19 Aralık 2020 Cumartesi

Acıdan geçmeden aşka varmak

"Sevgi ortaya çıktığı zaman derin derin iç çekmeler olur."
- İbn Arabî, Fütûhât-ı Mekkiyye

T. S. Eliot’un dediği gibi, Simone Weil acaba “bir azizin sahip olduğu türden deha sahibi bir kadın mıdır?” Bunun cevabı Weil’in dilimize çevrilen kitaplarının hemen hepsinde bulunabilir. Ancak sorunun dinsel bir yönü de olduğundan, bu cevaba sanırım en çok Allah Aşkı Üzerine Düzensiz Düşünceler adlı kitabından ulaşmak mümkündür. Peki, kitabın adında niye “Allah” geçiyor? Yahudi bir ailenin agnostik olarak yetiştirilmiş çocuğu olan, daha sonra Katolik inancını benimseyen Weil’in kitabında, Müslümanların kullandığı ismin kullanılmasının sebebi ne olabilir? Bunun cevabını çevirmen Orkun Elmacıgil’in önsözünden anlamak mümkün: “Yazarın bu eserinin ismini ‘Allah Aşkı Üzerine Düzensiz Düşünceler’ olarak çevirmeyi uygun gördük lakin kitabın içeriğinde daha çok Tanrı kelimesini kullandık. Bunun sebebi, Weil’in üstüne çokça eğildiği Tanrı ve insan ilişkisinde, sonradan benimsediği Katolik inancının öngördüğü Tanrı tasavvuruna bağlı kalması, buna mukabil anlattığı genel manevi öykünün, bizim medeniyet havzamızda ilahi aşk dediğimiz, üstüne büyük bir irfan ve tefekkür haznesi barındıran zihnimizdeki Allah kavramına çok daha uygun olmasındandı.” Evet, bu paragrafla aslında Weil’in kitap boyunca işlediği düşünceler en genel şekilde özetleniyor fakat biz yine de kitaba biraz değinelim.
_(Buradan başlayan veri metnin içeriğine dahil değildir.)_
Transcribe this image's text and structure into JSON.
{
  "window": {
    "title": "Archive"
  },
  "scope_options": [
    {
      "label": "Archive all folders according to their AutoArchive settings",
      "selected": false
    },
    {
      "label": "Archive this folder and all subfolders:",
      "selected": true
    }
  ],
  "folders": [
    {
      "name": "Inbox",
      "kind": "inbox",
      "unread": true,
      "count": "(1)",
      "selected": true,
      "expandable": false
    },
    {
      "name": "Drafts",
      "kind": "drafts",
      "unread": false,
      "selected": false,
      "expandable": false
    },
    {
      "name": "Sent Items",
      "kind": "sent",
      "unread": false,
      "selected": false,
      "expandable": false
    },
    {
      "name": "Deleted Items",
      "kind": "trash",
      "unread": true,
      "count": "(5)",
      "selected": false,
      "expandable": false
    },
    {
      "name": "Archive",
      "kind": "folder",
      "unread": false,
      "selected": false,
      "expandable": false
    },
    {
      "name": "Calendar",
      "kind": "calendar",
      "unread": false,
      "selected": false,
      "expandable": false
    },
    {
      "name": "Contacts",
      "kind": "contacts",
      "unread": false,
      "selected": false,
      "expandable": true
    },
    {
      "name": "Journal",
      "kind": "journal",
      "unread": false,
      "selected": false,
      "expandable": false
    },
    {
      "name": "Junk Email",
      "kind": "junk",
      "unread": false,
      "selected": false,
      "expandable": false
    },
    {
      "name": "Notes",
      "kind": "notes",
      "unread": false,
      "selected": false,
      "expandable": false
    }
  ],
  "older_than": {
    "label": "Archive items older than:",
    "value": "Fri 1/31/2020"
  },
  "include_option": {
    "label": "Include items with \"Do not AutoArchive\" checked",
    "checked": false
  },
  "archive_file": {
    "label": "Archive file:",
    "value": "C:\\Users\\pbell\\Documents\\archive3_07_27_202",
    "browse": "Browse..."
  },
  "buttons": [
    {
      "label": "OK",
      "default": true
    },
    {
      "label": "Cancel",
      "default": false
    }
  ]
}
İlk bölüm, kitaba da ismini veren Allah Aşkı Üzerine Düzensiz Düşünceler ismine sahip. Bu bölümde, isminde olduğu gibi düzensiz bir şekilde görüyoruz Weil’in fikirlerini. En çok üzerinde durulan konu ise Tanrı-İnsan arasındaki ilişki. Bu, yeri geliyor modern hayat ve bu hayat üzerinden insanın ‘isteme’ davranışı veya güdüsü temel alarak irdeleniyor yeri geliyor -abartı olmayacaksa- neredeyse tasavvufi bir hâlde irdeleniyor. Ben’i bende yapmak ve ilahi aşkın belirginliği, okuyucuyu tasavvufi konuların veya buna benzer konuların işlendiğini düşünmesine iten en önemli sebeplerden. Weil, Katolik bir yazar olsa da bazı düşünceleri, hatta birçok düşüncesi bir sufiden çok farklı değil. Kendini geçmiş, kendinden geçmiş, Tanrı’ya geçmek ve Tanrı’yla geçmek isteyen bir yazar için, kendi için şöyle diyor Weil: “Kaygının ve korkunun, aşka deveran etmesindeki yegâne engel ise bu ilahi aşkı kirletmeye teşne olan ‘kendilik-sevgimizdir’. Bu arızi ve kirli sevgi bizde yer ettikçe felaha eremeyiz. Mutmain olmayı öğrenmiş kimse, kendine dönmeksizin, kendinden yüce ve saf bir şey olduğunu bilendir.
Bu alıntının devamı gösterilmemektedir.